The first step, is cleaning the gasket area really well to remove any oil residue. I used carb cleaner. If you are not sure of the oil weeping source, the area can be cleaned and the car driven for awhile to find the oil weeping starting point along the gasket. After the area is clean, use a X-acto knife with a #11 blade and cut the gasket at a 45 degree inward angle along the lower edge of the intake manifold. Remove the cut gasket parts. Then heat the tip of the X-acto blade and bent the last 3/16 " of the tip at an 45 degree angle. With the bent tip, cut from the block side up into the gasket at a 45 degree angle. Remove the cut gasket parts and scrape away any old sealer from the newly exposed edge of the block and intake manifold (actually the lower side of the splash pan edge). Clean the area again and let dry. I used carb cleaner. After dry, mask along the lower vertical area of the intake manifold and the block next to the area to be filled. I used blue masking tape.
I used Permatex Ultra Black RTV silicone PX #82180 that has maximum oil resistance to fill the cutaway area. Work the RTV into the cutaway area with tooth pick to make sure it is in good contact with the gasket, intake manifold and block, and filled the open area completely without air gaps. Then using a flat blade, smooth the RTV along the fill area so it is flush with the vertical line of the back edge of the intake manifold. This gets messy, but the masking tape protects the areas that you do not want covered with RTV. After the area is smooth and before the RTV starts to cure, remove the masking tape resulting in a clean sharp edges along the fill. Let the RTV cure for 24 hours before running engine.
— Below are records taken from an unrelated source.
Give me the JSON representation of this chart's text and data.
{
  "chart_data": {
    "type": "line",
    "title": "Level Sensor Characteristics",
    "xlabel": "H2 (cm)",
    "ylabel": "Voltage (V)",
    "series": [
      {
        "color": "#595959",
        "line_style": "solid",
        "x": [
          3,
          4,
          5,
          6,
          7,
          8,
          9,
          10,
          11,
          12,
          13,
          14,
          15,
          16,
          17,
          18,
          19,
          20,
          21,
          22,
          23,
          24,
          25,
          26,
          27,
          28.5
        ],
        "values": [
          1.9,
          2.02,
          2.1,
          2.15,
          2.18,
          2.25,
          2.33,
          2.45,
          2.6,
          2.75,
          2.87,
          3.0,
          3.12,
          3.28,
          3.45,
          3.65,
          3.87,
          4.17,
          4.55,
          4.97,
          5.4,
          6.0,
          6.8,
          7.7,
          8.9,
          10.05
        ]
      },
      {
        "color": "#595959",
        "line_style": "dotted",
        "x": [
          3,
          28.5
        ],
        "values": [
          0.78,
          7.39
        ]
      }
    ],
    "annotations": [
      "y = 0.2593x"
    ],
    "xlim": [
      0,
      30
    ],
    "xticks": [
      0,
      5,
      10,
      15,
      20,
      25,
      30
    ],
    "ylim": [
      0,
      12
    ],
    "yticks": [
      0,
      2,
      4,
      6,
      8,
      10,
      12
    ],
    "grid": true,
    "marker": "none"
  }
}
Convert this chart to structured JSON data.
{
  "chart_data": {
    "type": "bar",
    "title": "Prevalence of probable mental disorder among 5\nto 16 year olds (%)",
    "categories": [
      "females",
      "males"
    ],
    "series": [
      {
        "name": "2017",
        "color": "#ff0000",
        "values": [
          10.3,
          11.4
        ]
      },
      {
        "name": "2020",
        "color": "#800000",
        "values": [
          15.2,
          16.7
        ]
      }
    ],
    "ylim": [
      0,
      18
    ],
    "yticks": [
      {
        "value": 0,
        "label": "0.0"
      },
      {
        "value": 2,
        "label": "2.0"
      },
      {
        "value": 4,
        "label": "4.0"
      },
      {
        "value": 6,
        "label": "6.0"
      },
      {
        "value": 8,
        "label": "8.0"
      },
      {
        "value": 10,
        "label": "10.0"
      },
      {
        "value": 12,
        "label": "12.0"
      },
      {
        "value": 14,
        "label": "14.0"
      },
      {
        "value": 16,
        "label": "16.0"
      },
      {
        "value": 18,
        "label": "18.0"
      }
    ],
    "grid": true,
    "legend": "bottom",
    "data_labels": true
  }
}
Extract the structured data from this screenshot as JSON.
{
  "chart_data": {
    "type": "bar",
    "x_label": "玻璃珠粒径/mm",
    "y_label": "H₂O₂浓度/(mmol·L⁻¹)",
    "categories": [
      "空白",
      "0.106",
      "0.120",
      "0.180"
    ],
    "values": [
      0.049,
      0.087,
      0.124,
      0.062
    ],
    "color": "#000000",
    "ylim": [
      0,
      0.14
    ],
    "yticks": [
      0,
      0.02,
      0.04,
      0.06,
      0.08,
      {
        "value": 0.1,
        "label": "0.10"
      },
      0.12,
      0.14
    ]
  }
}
View of the completed repair. I did the center section that is hidden behind the oil pressure sender as a test area for my repair idea about a year ago. After I was satisfied with the results I recently repaired from the center area all the way over to the right head. For best access, remove the oil pressure sender. So far the repair seems to work really well, looks clean, and saved the time and expense of pulling the intake manifold off.